Damit soll die Architektur und Formensprache vergessen machen, dass der Gesetzgeber Ihnen als Kunden in den letzten Jahren enorm den Rücken gestärkt hat. Die Bank muss Sie - anders als früher - detailliert über alle Provisionserträge und Interessenskonflikte aufklären. Allerdings erst auf Nachfrage. Erst mit diesen - teilweise erheblichen Kostenkomponenten - können Sie sich ein voll umfängliches Bild der Geldanlage machen , was die traditionelle Bank möglichst zu vermeiden sucht.

Nach dem ersten Schritt für die Anlage von 5.000, 10.000 oder 20.000 Euro könnten Sie je nach Anlagehorizont und Risikobereitschaft wie folgt vorgehen: 

+ Investieren Sie etwa ein Drittel bis vierzig Prozent in einen guten, breit gestreuten Aktienfonds - unter Beachtung der bisher erzielten Rendite. Da bei der Anlage von 40 Prozent von 10.000 oder 20.000 Euro die Mindestgebühren vernachlässigt werden könnten, könnten Sie in zwei Teilen im Abstand von einer Woche investieren.
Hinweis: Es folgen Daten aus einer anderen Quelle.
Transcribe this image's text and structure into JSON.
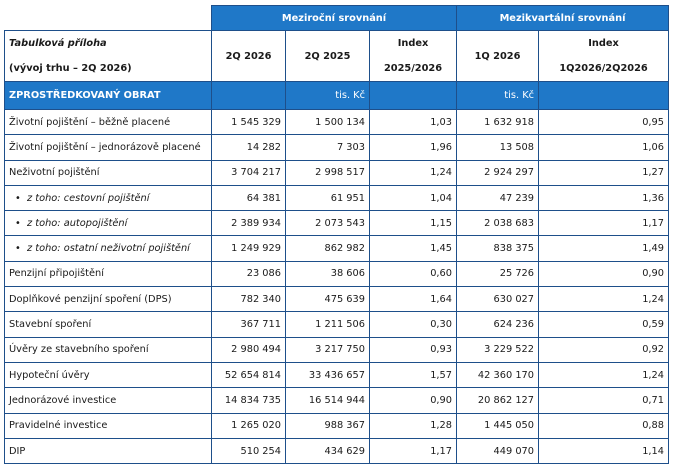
{
  "header": {
    "yoy_title": "Meziroční srovnání",
    "qoq_title": "Mezikvartální srovnání",
    "appendix_title": "Tabulková příloha",
    "appendix_subtitle": "(vývoj trhu – 2Q 2026)",
    "col_2q2026": "2Q 2026",
    "col_2q2025": "2Q 2025",
    "col_index_label": "Index",
    "col_index_yoy": "2025/2026",
    "col_1q2026": "1Q 2026",
    "col_index_qoq": "1Q2026/2Q2026"
  },
  "section": {
    "title": "ZPROSTŘEDKOVANÝ OBRAT",
    "unit_yoy": "tis. Kč",
    "unit_qoq": "tis. Kč"
  },
  "rows": [
    {
      "name": "Životní pojištění – běžně placené",
      "q2_2026": "1 545 329",
      "q2_2025": "1 500 134",
      "idx_yoy": "1,03",
      "q1_2026": "1 632 918",
      "idx_qoq": "0,95"
    },
    {
      "name": "Životní pojištění – jednorázově placené",
      "q2_2026": "14 282",
      "q2_2025": "7 303",
      "idx_yoy": "1,96",
      "q1_2026": "13 508",
      "idx_qoq": "1,06"
    },
    {
      "name": "Neživotní pojištění",
      "q2_2026": "3 704 217",
      "q2_2025": "2 998 517",
      "idx_yoy": "1,24",
      "q1_2026": "2 924 297",
      "idx_qoq": "1,27"
    },
    {
      "name": "z toho: cestovní pojištění",
      "q2_2026": "64 381",
      "q2_2025": "61 951",
      "idx_yoy": "1,04",
      "q1_2026": "47 239",
      "idx_qoq": "1,36"
    },
    {
      "name": "z toho: autopojištění",
      "q2_2026": "2 389 934",
      "q2_2025": "2 073 543",
      "idx_yoy": "1,15",
      "q1_2026": "2 038 683",
      "idx_qoq": "1,17"
    },
    {
      "name": "z toho: ostatní neživotní pojištění",
      "q2_2026": "1 249 929",
      "q2_2025": "862 982",
      "idx_yoy": "1,45",
      "q1_2026": "838 375",
      "idx_qoq": "1,49"
    },
    {
      "name": "Penzijní připojištění",
      "q2_2026": "23 086",
      "q2_2025": "38 606",
      "idx_yoy": "0,60",
      "q1_2026": "25 726",
      "idx_qoq": "0,90"
    },
    {
      "name": "Doplňkové penzijní spoření (DPS)",
      "q2_2026": "782 340",
      "q2_2025": "475 639",
      "idx_yoy": "1,64",
      "q1_2026": "630 027",
      "idx_qoq": "1,24"
    },
    {
      "name": "Stavební spoření",
      "q2_2026": "367 711",
      "q2_2025": "1 211 506",
      "idx_yoy": "0,30",
      "q1_2026": "624 236",
      "idx_qoq": "0,59"
    },
    {
      "name": "Úvěry ze stavebního spoření",
      "q2_2026": "2 980 494",
      "q2_2025": "3 217 750",
      "idx_yoy": "0,93",
      "q1_2026": "3 229 522",
      "idx_qoq": "0,92"
    },
    {
      "name": "Hypoteční úvěry",
      "q2_2026": "52 654 814",
      "q2_2025": "33 436 657",
      "idx_yoy": "1,57",
      "q1_2026": "42 360 170",
      "idx_qoq": "1,24"
    },
    {
      "name": "Jednorázové investice",
      "q2_2026": "14 834 735",
      "q2_2025": "16 514 944",
      "idx_yoy": "0,90",
      "q1_2026": "20 862 127",
      "idx_qoq": "0,71"
    },
    {
      "name": "Pravidelné investice",
      "q2_2026": "1 265 020",
      "q2_2025": "988 367",
      "idx_yoy": "1,28",
      "q1_2026": "1 445 050",
      "idx_qoq": "0,88"
    },
    {
      "name": "DIP",
      "q2_2026": "510 254",
      "q2_2025": "434 629",
      "idx_yoy": "1,17",
      "q1_2026": "449 070",
      "idx_qoq": "1,14"
    }
  ],
  "bullet_char": "•",
  "colors": {
    "header_blue": "#1f78c8",
    "border": "#1e4f8a"
  }
}
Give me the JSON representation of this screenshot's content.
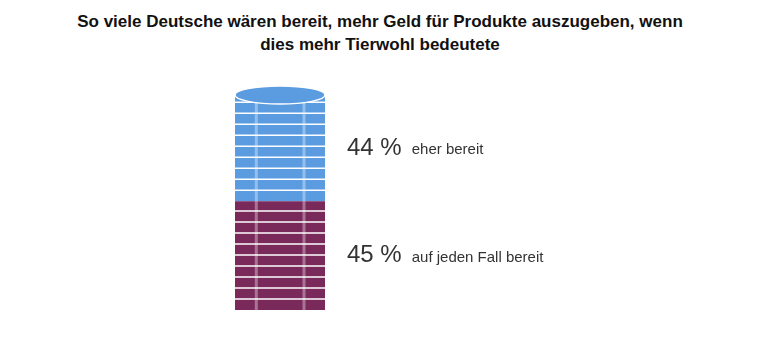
{
  "chart_data": {
    "type": "bar",
    "title": "So viele Deutsche wären bereit, mehr Geld für Produkte auszugeben, wenn dies mehr Tierwohl bedeutete",
    "categories": [
      null
    ],
    "stacked": true,
    "grid": false,
    "tick_labels": false,
    "data_labels": true,
    "series": [
      {
        "name": "auf jeden Fall bereit",
        "color": "#7a2a5a",
        "values": [
          45
        ],
        "value_labels": [
          "45 %"
        ]
      },
      {
        "name": "eher bereit",
        "color": "#5b9be0",
        "values": [
          44
        ],
        "value_labels": [
          "44 %"
        ]
      }
    ]
  }
}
Dann würden Sie nicht den Gesamtbetrag an einem Tag investieren, der vielleicht ein Tag mit einer Aufwärtsschwankung ist und durch das teilen einen günstigeren durchschnittlichen Einstiegskurs bekommen. Sie würden die Tagesschwankungen also etwas abglätten.
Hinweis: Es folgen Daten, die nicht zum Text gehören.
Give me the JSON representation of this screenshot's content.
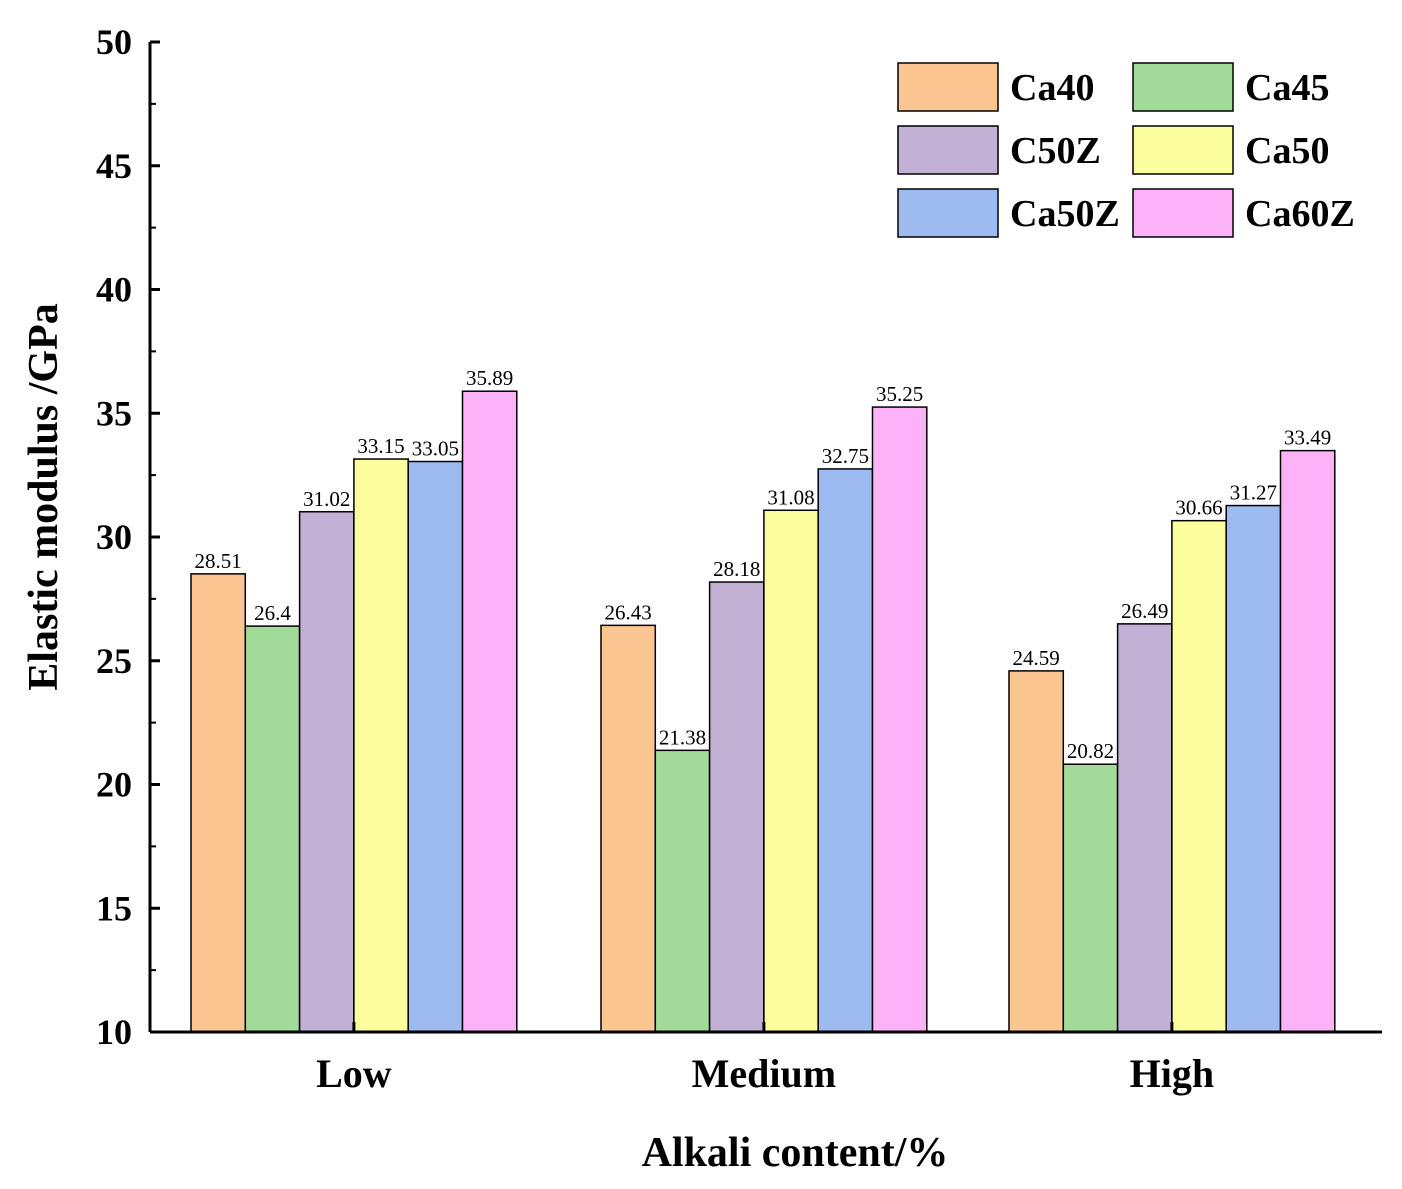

Ähnlich funktioniert ja auch die Idee des monatlichen Investments bzw. der monatlichen Einzahlung: neben der Tatsache, dass Sie aus laufendem Einkommen sparen sind das Erzielen von nicht extremen Einstiegskursen und ein möglichst langer Zins- und Zinseszins-Effekt Ziele der Geldanlage von 5.000, 10.000 oder 20.000 Euro.
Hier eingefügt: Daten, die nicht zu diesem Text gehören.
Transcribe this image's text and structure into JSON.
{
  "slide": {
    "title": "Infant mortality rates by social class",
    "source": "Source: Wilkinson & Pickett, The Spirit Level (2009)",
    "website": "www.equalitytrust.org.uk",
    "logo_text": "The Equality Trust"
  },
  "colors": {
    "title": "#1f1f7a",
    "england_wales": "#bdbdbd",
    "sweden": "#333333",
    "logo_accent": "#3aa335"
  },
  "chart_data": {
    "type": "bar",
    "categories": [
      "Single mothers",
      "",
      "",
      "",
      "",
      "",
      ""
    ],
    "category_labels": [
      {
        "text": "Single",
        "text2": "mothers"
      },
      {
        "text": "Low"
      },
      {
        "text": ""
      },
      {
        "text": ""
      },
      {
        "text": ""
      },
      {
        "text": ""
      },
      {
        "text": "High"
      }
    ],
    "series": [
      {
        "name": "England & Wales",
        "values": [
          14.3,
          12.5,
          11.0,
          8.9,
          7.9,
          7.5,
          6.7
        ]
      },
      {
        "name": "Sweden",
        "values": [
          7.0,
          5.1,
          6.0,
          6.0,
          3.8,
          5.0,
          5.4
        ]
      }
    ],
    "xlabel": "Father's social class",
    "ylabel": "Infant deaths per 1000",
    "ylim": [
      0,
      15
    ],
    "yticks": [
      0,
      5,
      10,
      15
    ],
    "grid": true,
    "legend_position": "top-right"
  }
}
In der Zusammenfassung kann deshalb gesagt werden, dass sich Zeit- und Gedankeninvestment in die Geldanlage lohnen und im Endeffekt durch das Plus an Rendite und weniger Kosten belohnt werden können. Beginnen Sie mit einem Aktienfonds oder gestreuten Aktieninvestment von 40 % und sehen sich die Wertentwicklung drei Monate lang immer zum Monatswechsel an, um ein Gefühl für den Wertzuwachs zu bekommen.